Bad idea: Petting moose
Devin Peterson, a Fisher High School sophomore, spotted a moose lying in the backyard of a neighbor, basking in the sunlight. He and a buddy wanted a closer look.
"We walked up to it, took a couple of pictures and then petted it for a few seconds," Peterson said. "Then it got skittish, hopped up and just walked away."
Upon learning of the incident, father Darrin Peterson handed out a scolding. "I told him that was the dumbest thing he could have done," the father said. "You don't know where the moose's mom is. And, the young moose may be only 400 pounds, but that's still 250 more pounds than you are."
It's the same moose that moved east to Crookston, said Ross Hier, a DNR area wildlife manager.
A dangerous animal
Normally, moose are dangerous, Hier said.
"Moose kill more humans than any other wild animal," he said. "If a moose doesn't like the scenario, it can put its hooves through your stomach. They have some serious weapons in those hooves."
This moose -- nicknamed Bullwinkle, Mr. Moose and Mike by locals, despite the gender -- is different, Hier said. The moose's mother is presumed to be dead. Hier said the daughter likely had been around Mom long enough to learn how to eat properly, but had not learned to be wary of humans.

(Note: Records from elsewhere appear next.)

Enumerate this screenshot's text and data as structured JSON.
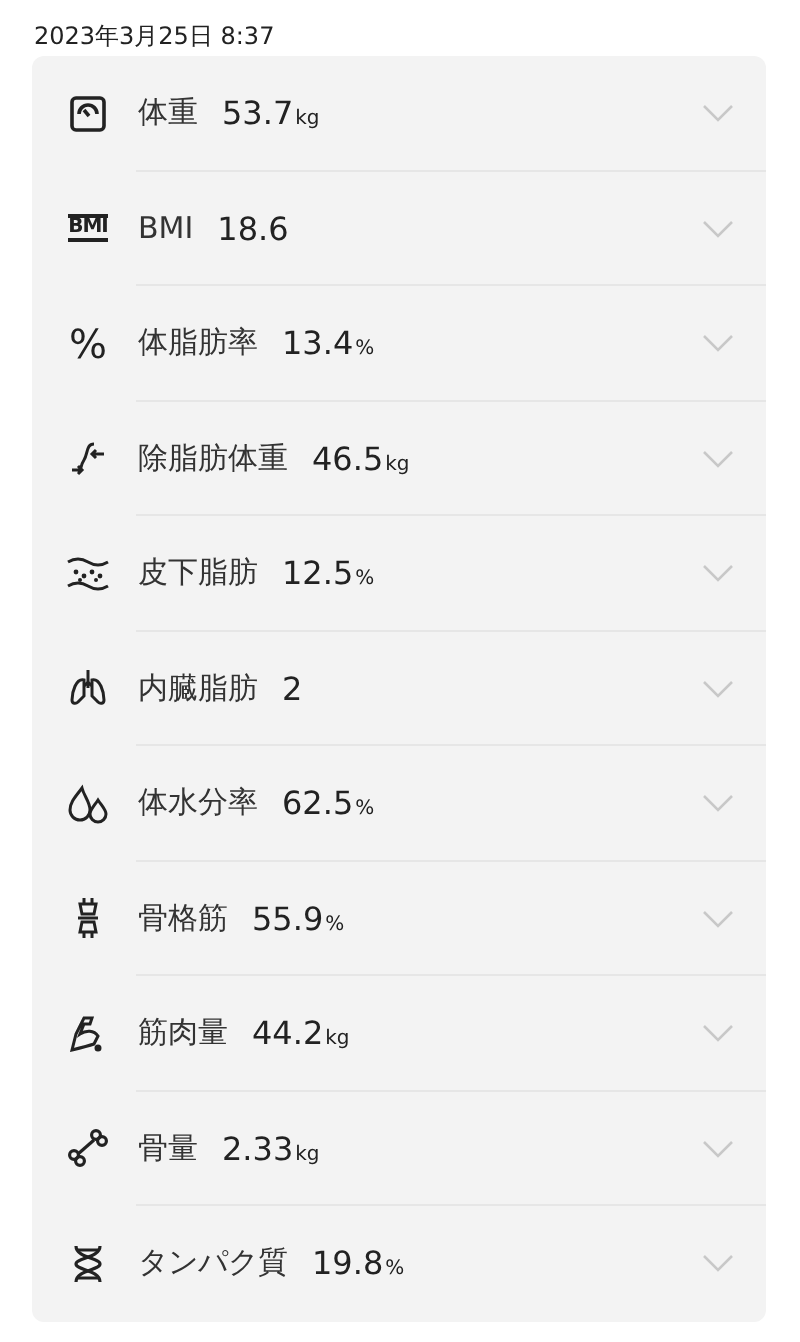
{
  "timestamp": "2023年3月25日 8:37",
  "items": [
    {
      "kind": "scale",
      "label": "体重",
      "value": "53.7",
      "unit": "kg",
      "expanded": false
    },
    {
      "kind": "bmi",
      "icon_label": "BMI",
      "label": "BMI",
      "value": "18.6",
      "expanded": false
    },
    {
      "kind": "percent",
      "icon_label": "%",
      "label": "体脂肪率",
      "value": "13.4",
      "unit": "%",
      "expanded": false
    },
    {
      "kind": "arrows",
      "label": "除脂肪体重",
      "value": "46.5",
      "unit": "kg",
      "expanded": false
    },
    {
      "kind": "fat",
      "label": "皮下脂肪",
      "value": "12.5",
      "unit": "%",
      "expanded": false
    },
    {
      "kind": "lungs",
      "label": "内臓脂肪",
      "value": "2",
      "expanded": false
    },
    {
      "kind": "drops",
      "label": "体水分率",
      "value": "62.5",
      "unit": "%",
      "expanded": false
    },
    {
      "kind": "joint",
      "label": "骨格筋",
      "value": "55.9",
      "unit": "%",
      "expanded": false
    },
    {
      "kind": "muscle",
      "label": "筋肉量",
      "value": "44.2",
      "unit": "kg",
      "expanded": false
    },
    {
      "kind": "bone",
      "label": "骨量",
      "value": "2.33",
      "unit": "kg",
      "expanded": false
    },
    {
      "kind": "dna",
      "label": "タンパク質",
      "value": "19.8",
      "unit": "%",
      "expanded": false
    }
  ]
}
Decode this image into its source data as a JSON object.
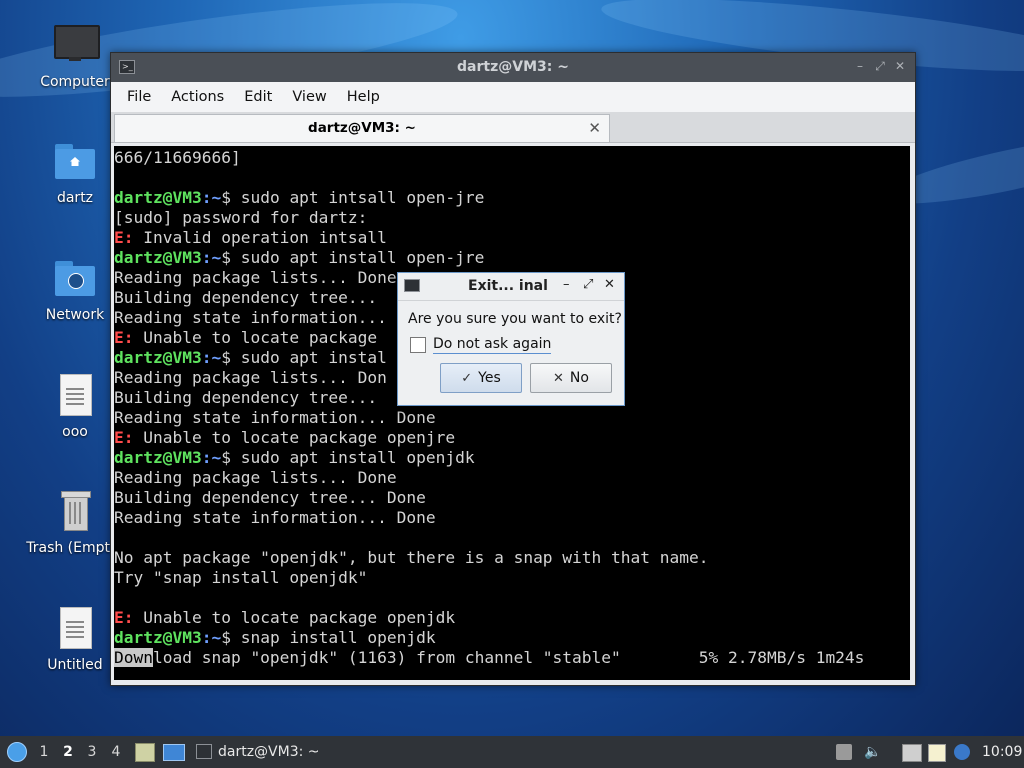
{
  "desktop": {
    "icons": [
      {
        "name": "computer",
        "label": "Computer"
      },
      {
        "name": "home-folder",
        "label": "dartz"
      },
      {
        "name": "network",
        "label": "Network"
      },
      {
        "name": "file-ooo",
        "label": "ooo"
      },
      {
        "name": "trash",
        "label": "Trash (Empty)"
      },
      {
        "name": "file-untitled",
        "label": "Untitled"
      }
    ]
  },
  "window": {
    "title": "dartz@VM3: ~",
    "menu": [
      "File",
      "Actions",
      "Edit",
      "View",
      "Help"
    ],
    "tab_label": "dartz@VM3: ~",
    "terminal": {
      "line01": "666/11669666]",
      "prompt_user": "dartz@VM3",
      "prompt_path": ":~",
      "error_tag": "E:",
      "cmd1": "$ sudo apt intsall open-jre",
      "line02": "[sudo] password for dartz:",
      "err1": " Invalid operation intsall",
      "cmd2": "$ sudo apt install open-jre",
      "read1": "Reading package lists... Done",
      "build1": "Building dependency tree...",
      "state1": "Reading state information...",
      "err2": " Unable to locate package",
      "cmd3": "$ sudo apt instal",
      "read2": "Reading package lists... Don",
      "build2": "Building dependency tree...",
      "state2": "Reading state information... Done",
      "err3": " Unable to locate package openjre",
      "cmd4": "$ sudo apt install openjdk",
      "read3": "Reading package lists... Done",
      "build3": "Building dependency tree... Done",
      "state3": "Reading state information... Done",
      "snap_hint1": "No apt package \"openjdk\", but there is a snap with that name.",
      "snap_hint2": "Try \"snap install openjdk\"",
      "err4": " Unable to locate package openjdk",
      "cmd5": "$ snap install openjdk",
      "progress_selected": "Down",
      "progress_rest": "load snap \"openjdk\" (1163) from channel \"stable\"        5% 2.78MB/s 1m24s"
    }
  },
  "dialog": {
    "title": "Exit... inal",
    "message": "Are you sure you want to exit?",
    "checkbox_label": "Do not ask again",
    "checkbox_checked": false,
    "yes_label": "Yes",
    "no_label": "No"
  },
  "taskbar": {
    "workspaces": [
      "1",
      "2",
      "3",
      "4"
    ],
    "active_workspace": "2",
    "task_label": "dartz@VM3: ~",
    "clock": "10:09"
  },
  "colors": {
    "prompt_user": "#5fe35f",
    "prompt_path": "#6f9fff",
    "error": "#ff4b4b",
    "terminal_bg": "#000000",
    "taskbar_bg": "#2f3338"
  }
}
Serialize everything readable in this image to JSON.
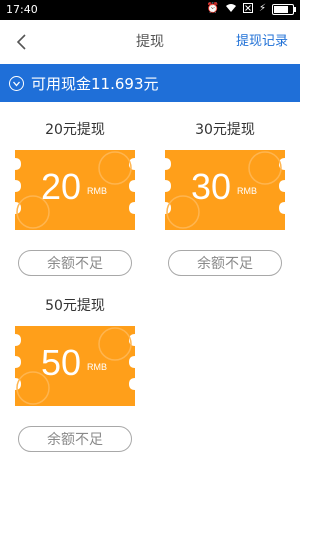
{
  "status_bar": {
    "time": "17:40",
    "icons": [
      "alarm-icon",
      "wifi-icon",
      "sim-x-icon",
      "charging-icon",
      "battery-icon"
    ]
  },
  "header": {
    "title": "提现",
    "action_label": "提现记录",
    "back_icon": "chevron-left-icon"
  },
  "balance": {
    "icon": "coin-icon",
    "text": "可用现金11.693元"
  },
  "colors": {
    "primary_blue": "#1f6fd8",
    "coupon_orange": "#ff9f1a",
    "disabled_gray": "#a8a8a8"
  },
  "options": [
    {
      "title": "20元提现",
      "amount": "20",
      "unit": "RMB",
      "button": "余额不足"
    },
    {
      "title": "30元提现",
      "amount": "30",
      "unit": "RMB",
      "button": "余额不足"
    },
    {
      "title": "50元提现",
      "amount": "50",
      "unit": "RMB",
      "button": "余额不足"
    }
  ]
}
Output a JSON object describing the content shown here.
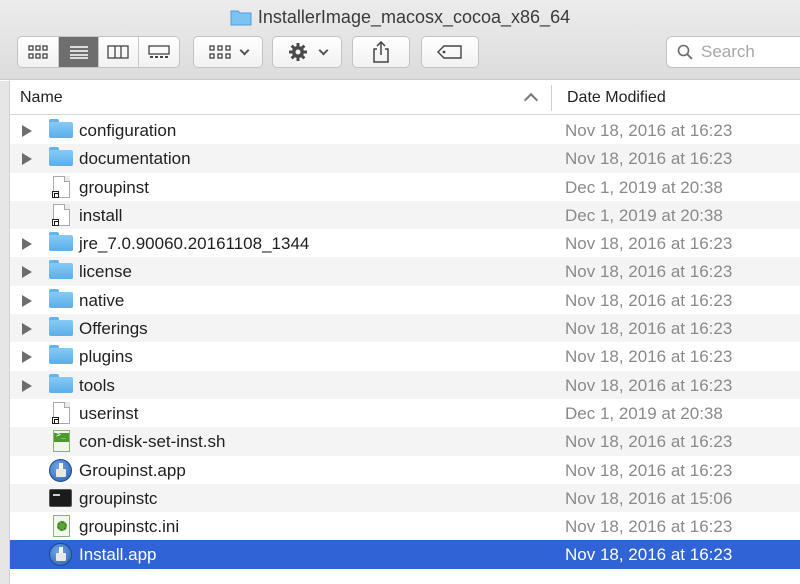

Her preference for city life, Hier said, is probably twofold. One is because of a wider variety of trees for twig-eating moose. The other?
"It's an animal who doesn't know any better," Hier said. "You have a large animal that has no fear of things it doesn't understand."
Because of their size, Hier said, moose aren't fearful of much. Wolves are an exception.
The moose was first sighted in Crookston on Feb. 20 near the sugar beet factory. It migrated to the industrial park, residential areas and then the Paddy & Paul convenience store, Happy Joe's pizzeria and Christian Brothers Ford, all businesses along U.S. Highway 2.
"She appeared to be totally at ease among buildings, traffic and people," Hier said. "And this moose is the savviest about crossing roads than any I've ever known. They're usually not bright about highways. I've handled at least four moose hit by vehicles over the last two years."
Hier said he has known only one other moose that was as social. That moose was dubbed Lonesome Lou when she was pictured on the front page of the Grand Forks Herald in the 1980s, looking into a Crookston home's picture window.
In that case, Lou was sick and didn't survive the winter, Hier said.
Becoming a country moose
Hier and Crookston Police Chief Tim Motherway said they were surprised about how the public was captivated by the moose, which grew into a tourist attraction. They feared that the moose would never want to leave.
However, success came on the fifth try of chasing the moose eastward with ATVs and other vehicles.
"Chasing it out of town was preferred because we wanted people to stay away from it because it's a wild animal, not a pet," Motherway said. "But we also didn't want to remove the moose by killing it."
They're not sure why the fifth time was the charm.
"I'm surprised and thankful she has moved off," Hier said. "Maybe nature has urged her to get moving."